NATO officials had hoped inviting Donald Trump to speak at the dedication of a 9/11 memorial in Brussels would remind of the value of the transatlantic relationship.
The only time the Western alliance’s mutual-defense clause was invoked was after the September 11, 2001 terrorist attacks on the United States.
But Trump used the ceremony at NATO headquarters to berate his allies for not paying “what they’re supposed to be paying for their defense.”
He pointed out that few countries meet the 2-percent spending target they committed to in 2014.
“This is not fair to the people and taxpayers of the United States,” said Trump.
It isn’t. But the American ignored that countries gave themselves until 2024 to meet the target and he mistakes spending as a proxy for commitment.
Take Greece. It spends 2 percent of its gross domestic product on defense and has done so for years. Yet it contributes almost nothing to NATO operations around the world.
Northern and Western European countries, by contrast, like Denmark, France and the Netherlands, spend less than 2 percent on defense, but their ships patrol the Mediterranean and the Gulf of Aden against smugglers and pirates, their warplanes bomb Islamic State targets in Iraq and their soldiers train security forces in Afghanistan — all alongside American counterparts.
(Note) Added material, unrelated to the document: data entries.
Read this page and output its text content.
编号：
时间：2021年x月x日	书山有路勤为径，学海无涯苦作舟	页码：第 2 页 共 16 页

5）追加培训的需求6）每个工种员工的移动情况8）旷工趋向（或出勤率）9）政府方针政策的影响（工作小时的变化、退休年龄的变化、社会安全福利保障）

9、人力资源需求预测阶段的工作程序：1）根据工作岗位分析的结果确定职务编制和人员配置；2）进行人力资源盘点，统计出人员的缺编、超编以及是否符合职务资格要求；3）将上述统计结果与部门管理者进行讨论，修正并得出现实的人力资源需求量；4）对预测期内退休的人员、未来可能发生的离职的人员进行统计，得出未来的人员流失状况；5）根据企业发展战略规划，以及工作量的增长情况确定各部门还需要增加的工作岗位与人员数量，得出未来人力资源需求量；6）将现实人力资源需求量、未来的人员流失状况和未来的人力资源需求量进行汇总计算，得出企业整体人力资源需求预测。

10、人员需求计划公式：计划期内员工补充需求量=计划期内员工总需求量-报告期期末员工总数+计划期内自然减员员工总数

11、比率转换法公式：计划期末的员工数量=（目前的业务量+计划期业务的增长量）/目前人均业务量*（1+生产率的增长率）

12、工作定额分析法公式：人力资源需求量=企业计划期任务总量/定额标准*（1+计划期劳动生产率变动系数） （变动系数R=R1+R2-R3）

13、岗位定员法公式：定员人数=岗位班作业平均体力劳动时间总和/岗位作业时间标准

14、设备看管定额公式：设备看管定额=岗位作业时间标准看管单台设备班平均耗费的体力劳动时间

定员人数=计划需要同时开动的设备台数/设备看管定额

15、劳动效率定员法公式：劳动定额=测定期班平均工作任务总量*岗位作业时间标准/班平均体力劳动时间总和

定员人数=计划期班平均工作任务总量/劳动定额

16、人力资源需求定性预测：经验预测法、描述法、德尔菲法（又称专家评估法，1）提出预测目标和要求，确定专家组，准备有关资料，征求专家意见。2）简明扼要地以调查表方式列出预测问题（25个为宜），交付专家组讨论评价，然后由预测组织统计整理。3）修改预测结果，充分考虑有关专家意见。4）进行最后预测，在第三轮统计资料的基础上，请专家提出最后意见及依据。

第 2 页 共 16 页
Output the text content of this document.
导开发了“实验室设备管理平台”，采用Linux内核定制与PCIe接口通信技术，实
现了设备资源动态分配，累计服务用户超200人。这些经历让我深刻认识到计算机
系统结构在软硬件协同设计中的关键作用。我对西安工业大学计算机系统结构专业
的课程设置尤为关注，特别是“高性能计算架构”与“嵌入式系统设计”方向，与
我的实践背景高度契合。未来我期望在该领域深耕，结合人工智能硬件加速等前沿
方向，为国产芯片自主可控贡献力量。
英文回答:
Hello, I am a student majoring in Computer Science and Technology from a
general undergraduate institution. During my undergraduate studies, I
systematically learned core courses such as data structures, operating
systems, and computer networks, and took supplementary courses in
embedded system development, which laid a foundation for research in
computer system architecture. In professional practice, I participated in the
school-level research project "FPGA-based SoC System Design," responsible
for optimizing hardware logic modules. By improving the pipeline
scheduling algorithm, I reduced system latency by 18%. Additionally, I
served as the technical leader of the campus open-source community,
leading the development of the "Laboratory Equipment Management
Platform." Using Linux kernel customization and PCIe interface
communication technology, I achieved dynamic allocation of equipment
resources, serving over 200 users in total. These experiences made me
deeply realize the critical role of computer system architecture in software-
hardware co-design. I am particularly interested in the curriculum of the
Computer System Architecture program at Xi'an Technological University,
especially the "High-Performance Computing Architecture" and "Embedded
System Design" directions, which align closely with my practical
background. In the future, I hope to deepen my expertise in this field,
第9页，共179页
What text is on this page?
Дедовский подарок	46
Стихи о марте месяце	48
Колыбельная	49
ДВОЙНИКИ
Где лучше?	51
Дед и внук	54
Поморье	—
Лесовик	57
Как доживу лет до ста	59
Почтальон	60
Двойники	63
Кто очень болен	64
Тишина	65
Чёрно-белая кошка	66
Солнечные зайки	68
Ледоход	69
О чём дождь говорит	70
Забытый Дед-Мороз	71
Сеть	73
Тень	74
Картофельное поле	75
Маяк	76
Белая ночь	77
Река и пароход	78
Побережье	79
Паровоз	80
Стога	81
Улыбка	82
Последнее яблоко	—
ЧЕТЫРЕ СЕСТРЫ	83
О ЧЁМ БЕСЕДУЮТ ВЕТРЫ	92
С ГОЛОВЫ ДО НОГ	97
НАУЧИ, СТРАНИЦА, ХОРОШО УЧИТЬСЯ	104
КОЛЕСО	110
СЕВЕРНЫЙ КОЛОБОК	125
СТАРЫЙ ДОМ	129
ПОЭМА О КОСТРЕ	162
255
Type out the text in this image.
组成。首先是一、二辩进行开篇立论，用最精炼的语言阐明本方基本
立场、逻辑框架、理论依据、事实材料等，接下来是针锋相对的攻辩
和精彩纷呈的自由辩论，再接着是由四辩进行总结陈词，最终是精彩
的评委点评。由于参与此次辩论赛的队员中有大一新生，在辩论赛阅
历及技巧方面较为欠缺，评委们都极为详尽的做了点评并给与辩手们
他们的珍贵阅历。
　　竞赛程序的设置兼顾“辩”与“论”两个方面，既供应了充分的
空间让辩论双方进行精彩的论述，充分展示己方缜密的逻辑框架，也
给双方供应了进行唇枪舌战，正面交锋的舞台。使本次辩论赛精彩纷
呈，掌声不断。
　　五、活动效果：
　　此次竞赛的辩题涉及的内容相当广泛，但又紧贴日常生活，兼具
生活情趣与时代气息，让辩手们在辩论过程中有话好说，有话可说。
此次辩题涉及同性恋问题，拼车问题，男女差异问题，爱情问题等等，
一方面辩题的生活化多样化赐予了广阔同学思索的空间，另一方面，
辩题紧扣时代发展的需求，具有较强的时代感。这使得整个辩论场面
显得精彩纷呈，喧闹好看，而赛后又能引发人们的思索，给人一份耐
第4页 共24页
It’s one thing to fund your military. It’s another to use it.
Trump added insult to injury by claiming the Canadians and Europeans “owe massive amounts of money from past years and not paying in those past years.”
This is false. NATO is not a protection racket.
Even now, the 2-percent spending target is not set in stone. Before 2014, it was only a guideline.
Trump seems to be under the impression that America’s allies made a promise and broke it. They didn’t.
It’s bad enough he made these mistakes as a presidential candidate. For him to repeat them as the most powerful leader in NATO is extremely disconcerting.